Anna’s goal was to create a 100-mile yarn shop, stocked exclusively with yarn and products made within that distance of Vancouver. There were plenty of sheep farms in the Fraser Valley, surely there was locally-produced yarn available, too? It became clear very quickly, however, that there wasn’t even enough locally manufactured yarn to fill a single shelf, let alone an entire store. So Baaad Anna’s Yarn Store opened in East Vancouver with an expanded inventory focusing on natural fibres and products from local dyers and designers.
After the birth of her second son, Anna and her husband, Luke, found themselves wanting more space. Vancouver real estate is notoriously expensive, and even with one partner running a successful business and the other with well-paid full-time work, a house for a growing family was simply out of reach.
It had been a long-term dream of the couple to move out of the city, to “homestead.” Their desire for more space coupled with the inaccessible Vancouver housing market led them to accelerate their plan significantly. After five and half years running Baaad Anna’s, they sold the business and moved to a 140-acre farm outside of Winnipeg. Their initial plan was to slowly build towards being able to provide for themselves, living off their own land as much as possible, with the expectation that within about five years of the move, they’d keep livestock. As with Anna’s approach to knitting, however, enthusiasm accelerated those plans: By their first winter they found themselves raising chickens in their living room, and within six months of their move they’d bought three piglets from a seller on Facebook.
Sheep were the natural next step, of course, which the family funded through what they call a SponsorSHEEP initiative. A brilliant mix of fibre community-supported agriculture (CSA), education and activism, the program gives yarn crafters insight into how their yarn comes to be: from the birth of the sheep, to the shearing, right through to the processing of the fleece into roving or yarn.
Anna learned that there aren’t many fibre mills in Canada, and those that do exist are focused on huge orders, or have very long wait lists. Anna was forced to send the fibre from her sheep to North Dakota to be cleaned and prepared, another blow to her persistent dream of selling – or producing – 100-mile yarn.
Now, if Anna’s homesteading journey were a movie, this next moment would be accompanied by swelling, triumphant music: In mid-2017, a couple of years after moving to the farm, Anna unpacked a box of items she’d moved from her old shop. Amongst those items: a poster. A poster from a wool mill in the Maritimes, a wool mill that manufactures and sells small-scale milling equipment. Equipment that – crucially – fits through a normal-size door. By the summer of 2018, Anna and Luke’s Long Way Homestead was set up to mill their own wool, and wool of other small-scale farmers.

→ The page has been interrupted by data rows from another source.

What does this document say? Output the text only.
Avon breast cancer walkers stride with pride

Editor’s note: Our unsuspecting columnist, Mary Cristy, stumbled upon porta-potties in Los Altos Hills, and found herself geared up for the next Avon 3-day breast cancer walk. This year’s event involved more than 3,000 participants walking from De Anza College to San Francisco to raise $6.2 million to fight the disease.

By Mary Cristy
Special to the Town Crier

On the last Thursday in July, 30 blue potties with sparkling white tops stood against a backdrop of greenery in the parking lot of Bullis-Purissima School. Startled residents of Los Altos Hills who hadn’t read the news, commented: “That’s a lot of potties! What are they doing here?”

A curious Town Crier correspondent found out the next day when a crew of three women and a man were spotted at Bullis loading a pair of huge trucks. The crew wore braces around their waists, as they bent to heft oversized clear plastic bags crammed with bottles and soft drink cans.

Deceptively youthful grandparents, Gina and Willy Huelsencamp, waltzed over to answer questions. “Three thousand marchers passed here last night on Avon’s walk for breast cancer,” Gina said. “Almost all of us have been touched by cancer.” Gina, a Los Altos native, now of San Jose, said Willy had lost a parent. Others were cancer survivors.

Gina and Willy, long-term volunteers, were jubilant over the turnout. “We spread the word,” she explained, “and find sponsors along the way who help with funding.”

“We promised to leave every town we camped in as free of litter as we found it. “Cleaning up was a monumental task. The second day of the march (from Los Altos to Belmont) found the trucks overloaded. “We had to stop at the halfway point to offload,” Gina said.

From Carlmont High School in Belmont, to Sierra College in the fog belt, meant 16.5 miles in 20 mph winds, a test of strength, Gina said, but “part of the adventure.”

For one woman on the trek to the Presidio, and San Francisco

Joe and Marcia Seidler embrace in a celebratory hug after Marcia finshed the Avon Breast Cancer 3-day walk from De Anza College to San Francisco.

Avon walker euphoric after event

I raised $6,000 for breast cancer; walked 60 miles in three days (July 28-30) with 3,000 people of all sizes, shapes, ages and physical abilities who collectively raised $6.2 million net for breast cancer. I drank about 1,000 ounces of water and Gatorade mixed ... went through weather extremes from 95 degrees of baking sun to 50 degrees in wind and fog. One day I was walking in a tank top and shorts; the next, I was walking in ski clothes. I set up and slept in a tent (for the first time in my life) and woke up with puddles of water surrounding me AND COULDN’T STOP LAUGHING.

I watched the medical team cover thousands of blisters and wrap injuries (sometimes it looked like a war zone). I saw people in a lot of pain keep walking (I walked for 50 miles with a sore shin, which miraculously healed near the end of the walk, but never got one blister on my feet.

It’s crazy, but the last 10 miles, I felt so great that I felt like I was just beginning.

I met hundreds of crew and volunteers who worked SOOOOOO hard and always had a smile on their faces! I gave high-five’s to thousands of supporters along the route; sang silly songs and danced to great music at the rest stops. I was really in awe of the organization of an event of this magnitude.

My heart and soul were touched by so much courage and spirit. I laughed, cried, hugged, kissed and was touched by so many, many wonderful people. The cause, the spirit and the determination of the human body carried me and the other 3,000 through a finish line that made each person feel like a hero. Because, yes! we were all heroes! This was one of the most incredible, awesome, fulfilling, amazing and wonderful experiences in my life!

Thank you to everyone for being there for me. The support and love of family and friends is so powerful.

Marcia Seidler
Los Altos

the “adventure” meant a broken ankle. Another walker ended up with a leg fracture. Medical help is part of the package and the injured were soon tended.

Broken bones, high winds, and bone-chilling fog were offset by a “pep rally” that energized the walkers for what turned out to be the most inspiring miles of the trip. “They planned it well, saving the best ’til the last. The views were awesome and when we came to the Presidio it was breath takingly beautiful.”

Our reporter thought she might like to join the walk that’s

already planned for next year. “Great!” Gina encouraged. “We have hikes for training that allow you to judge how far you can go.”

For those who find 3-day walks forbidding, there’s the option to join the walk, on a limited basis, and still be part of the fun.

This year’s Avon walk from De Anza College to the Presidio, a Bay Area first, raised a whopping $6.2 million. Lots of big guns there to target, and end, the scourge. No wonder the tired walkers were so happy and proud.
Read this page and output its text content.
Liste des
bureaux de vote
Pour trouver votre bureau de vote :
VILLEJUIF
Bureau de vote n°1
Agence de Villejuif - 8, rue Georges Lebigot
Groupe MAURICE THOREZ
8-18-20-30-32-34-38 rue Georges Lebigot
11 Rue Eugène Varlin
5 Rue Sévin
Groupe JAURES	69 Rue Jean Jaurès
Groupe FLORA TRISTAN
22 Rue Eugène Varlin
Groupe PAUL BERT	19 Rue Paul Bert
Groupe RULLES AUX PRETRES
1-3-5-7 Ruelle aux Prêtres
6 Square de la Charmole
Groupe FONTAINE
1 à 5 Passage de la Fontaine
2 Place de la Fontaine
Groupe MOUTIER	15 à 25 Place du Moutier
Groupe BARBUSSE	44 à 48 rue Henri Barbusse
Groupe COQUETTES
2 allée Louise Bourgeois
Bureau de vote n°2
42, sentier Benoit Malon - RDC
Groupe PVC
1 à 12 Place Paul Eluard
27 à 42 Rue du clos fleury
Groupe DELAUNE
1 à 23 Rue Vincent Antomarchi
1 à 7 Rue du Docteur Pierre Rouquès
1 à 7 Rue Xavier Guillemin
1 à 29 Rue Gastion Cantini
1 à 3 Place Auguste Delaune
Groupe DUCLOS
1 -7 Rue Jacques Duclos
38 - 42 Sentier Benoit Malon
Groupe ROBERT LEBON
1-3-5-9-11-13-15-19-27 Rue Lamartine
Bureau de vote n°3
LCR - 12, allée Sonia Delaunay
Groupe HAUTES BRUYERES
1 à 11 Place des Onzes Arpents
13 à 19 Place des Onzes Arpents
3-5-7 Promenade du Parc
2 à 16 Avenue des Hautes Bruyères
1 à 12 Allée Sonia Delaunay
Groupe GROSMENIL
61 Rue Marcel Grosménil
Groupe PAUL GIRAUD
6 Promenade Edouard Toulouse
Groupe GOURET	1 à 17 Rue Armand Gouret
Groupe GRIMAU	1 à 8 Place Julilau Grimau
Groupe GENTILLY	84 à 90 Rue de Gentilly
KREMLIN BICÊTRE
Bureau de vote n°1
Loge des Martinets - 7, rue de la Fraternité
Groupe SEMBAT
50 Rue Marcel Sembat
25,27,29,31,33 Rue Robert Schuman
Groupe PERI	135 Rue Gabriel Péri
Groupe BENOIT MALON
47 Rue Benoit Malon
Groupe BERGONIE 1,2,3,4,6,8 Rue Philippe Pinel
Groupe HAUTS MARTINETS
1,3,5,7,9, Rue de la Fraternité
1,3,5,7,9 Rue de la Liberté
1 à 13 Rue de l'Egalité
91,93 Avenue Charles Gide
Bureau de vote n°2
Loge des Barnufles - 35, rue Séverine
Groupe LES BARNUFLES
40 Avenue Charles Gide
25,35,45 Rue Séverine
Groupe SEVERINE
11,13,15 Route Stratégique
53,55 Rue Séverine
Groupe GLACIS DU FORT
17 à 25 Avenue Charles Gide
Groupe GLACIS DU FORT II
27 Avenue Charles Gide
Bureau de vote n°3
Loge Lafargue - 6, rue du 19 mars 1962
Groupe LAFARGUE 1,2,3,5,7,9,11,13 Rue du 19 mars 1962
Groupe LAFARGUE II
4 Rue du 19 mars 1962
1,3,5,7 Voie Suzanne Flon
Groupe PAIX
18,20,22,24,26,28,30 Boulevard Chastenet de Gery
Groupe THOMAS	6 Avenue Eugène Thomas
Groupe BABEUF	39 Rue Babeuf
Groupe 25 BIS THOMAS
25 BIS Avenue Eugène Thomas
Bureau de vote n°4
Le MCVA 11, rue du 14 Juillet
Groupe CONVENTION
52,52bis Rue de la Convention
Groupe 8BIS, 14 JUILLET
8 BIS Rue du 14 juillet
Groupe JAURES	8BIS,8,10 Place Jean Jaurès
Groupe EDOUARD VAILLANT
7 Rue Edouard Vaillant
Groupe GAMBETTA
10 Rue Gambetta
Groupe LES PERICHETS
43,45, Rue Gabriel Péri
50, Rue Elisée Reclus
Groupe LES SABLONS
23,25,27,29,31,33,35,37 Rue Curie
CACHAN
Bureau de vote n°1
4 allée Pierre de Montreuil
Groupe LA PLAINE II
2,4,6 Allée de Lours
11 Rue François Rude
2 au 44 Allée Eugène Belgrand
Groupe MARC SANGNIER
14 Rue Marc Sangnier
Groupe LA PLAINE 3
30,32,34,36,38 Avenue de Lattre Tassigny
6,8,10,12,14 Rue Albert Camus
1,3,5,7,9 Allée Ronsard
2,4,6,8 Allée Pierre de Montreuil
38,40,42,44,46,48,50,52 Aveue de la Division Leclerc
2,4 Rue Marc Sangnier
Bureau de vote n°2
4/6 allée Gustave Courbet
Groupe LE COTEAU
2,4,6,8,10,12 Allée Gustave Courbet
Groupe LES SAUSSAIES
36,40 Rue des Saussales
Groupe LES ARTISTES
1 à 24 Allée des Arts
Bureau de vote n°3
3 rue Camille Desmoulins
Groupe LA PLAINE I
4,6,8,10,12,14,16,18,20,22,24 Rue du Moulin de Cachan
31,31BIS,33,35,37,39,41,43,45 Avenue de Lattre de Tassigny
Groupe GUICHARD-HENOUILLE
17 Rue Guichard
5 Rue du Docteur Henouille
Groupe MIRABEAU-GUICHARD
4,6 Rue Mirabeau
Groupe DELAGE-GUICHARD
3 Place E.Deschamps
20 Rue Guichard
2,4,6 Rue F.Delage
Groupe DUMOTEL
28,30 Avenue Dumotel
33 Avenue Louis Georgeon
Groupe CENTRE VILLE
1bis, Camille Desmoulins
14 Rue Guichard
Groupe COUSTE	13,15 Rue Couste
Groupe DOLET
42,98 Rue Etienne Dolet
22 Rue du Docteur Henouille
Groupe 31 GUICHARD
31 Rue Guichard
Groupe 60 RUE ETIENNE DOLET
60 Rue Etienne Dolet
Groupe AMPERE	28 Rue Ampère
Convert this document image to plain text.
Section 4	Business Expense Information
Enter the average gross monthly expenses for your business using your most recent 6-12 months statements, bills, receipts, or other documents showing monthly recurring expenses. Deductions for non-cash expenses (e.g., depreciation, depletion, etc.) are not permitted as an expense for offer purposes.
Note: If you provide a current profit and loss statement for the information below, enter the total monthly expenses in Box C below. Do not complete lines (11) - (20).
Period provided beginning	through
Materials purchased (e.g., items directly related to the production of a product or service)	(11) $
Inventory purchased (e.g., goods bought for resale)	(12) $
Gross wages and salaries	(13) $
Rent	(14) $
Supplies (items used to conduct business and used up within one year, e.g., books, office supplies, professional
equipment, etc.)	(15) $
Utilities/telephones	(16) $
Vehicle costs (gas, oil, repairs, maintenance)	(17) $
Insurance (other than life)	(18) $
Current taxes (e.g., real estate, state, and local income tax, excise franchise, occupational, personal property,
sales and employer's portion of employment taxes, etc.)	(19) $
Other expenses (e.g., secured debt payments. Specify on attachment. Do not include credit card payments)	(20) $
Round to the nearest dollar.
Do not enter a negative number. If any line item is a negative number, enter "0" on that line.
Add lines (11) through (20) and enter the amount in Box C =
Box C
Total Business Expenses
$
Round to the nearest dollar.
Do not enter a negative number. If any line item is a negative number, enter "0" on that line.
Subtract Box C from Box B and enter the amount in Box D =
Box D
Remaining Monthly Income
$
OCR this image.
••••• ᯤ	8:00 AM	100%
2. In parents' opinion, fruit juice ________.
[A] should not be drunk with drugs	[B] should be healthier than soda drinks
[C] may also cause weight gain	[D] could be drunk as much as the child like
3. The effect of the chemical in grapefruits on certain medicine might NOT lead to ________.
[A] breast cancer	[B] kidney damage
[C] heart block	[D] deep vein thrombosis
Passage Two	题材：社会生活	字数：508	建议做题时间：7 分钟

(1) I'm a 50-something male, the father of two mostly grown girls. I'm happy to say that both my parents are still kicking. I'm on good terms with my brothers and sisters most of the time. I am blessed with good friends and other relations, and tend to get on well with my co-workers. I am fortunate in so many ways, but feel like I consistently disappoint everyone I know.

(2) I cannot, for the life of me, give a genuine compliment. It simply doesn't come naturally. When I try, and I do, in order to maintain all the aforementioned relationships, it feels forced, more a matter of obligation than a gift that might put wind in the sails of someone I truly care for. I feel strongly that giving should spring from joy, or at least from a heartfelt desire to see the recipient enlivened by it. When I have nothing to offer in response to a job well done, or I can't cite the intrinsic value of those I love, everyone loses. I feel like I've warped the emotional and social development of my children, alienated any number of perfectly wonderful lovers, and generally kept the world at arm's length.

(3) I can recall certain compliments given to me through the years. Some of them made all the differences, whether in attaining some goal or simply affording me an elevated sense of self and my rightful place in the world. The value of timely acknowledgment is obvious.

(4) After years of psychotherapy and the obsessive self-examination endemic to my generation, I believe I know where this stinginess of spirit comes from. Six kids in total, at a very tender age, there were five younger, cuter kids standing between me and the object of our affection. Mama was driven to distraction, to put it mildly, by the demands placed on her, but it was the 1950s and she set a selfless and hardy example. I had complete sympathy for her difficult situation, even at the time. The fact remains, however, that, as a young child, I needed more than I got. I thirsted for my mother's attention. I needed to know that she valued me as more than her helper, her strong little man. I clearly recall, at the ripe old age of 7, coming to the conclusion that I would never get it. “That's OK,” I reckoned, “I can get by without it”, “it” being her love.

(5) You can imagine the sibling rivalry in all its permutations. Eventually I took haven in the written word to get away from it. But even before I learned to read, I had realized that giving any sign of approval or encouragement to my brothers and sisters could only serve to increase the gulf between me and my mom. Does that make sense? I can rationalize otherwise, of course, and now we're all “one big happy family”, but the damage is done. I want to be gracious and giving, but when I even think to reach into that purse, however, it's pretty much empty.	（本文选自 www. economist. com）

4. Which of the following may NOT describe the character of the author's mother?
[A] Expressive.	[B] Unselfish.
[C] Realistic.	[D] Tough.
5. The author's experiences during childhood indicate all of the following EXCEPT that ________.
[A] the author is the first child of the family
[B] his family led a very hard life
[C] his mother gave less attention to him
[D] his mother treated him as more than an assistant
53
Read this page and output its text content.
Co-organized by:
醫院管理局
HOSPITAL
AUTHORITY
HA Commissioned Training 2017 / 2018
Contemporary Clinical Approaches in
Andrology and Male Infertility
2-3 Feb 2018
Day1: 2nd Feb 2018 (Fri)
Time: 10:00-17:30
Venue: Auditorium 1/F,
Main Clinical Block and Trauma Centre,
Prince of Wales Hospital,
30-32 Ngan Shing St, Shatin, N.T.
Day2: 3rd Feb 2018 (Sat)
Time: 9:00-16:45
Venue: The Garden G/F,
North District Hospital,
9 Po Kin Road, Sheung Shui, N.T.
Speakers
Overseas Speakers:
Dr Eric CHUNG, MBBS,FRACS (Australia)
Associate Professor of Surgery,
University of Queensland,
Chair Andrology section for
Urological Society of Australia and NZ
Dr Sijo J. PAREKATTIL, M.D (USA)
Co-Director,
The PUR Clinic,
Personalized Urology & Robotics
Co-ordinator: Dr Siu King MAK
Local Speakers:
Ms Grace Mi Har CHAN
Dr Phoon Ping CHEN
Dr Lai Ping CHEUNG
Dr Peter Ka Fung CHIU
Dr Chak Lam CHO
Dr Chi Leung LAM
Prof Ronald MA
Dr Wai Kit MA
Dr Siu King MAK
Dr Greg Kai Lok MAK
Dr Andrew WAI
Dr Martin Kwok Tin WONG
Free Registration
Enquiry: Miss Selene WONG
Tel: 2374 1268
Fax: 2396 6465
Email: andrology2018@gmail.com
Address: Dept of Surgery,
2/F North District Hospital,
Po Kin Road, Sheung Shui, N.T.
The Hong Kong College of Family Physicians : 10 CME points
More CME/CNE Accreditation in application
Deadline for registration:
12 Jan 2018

They offer custom milling as a service, and mill their own wool, and buy other farmers’ wool to create their yarn line, and business is growing. They sell yarn through their website, at the farm store, and at fairs and events around Manitoba. And they’re meeting a crucial need, providing a secondary market for Canadian wool, allowing farmers to take more control over what happens to the fibre from their sheep. Read Anna’s article about the state of the Canadian wool industry, to learn more.
Anna writes a blog about her motivations, her family’s sheep, and about her transition from yarn-shop-owner life to full-time sheep farmer at longwayhomestead.com. The blog posts are fantastic, illuminating, honest and funny.
And that colourwork sweater that started Anna down this path all those many years ago? Anna laughs when recalling it. She’s still got all the pieces of the sweater in a bag somewhere, but admits that once the knitting was done, she somehow never got around to sewing it up.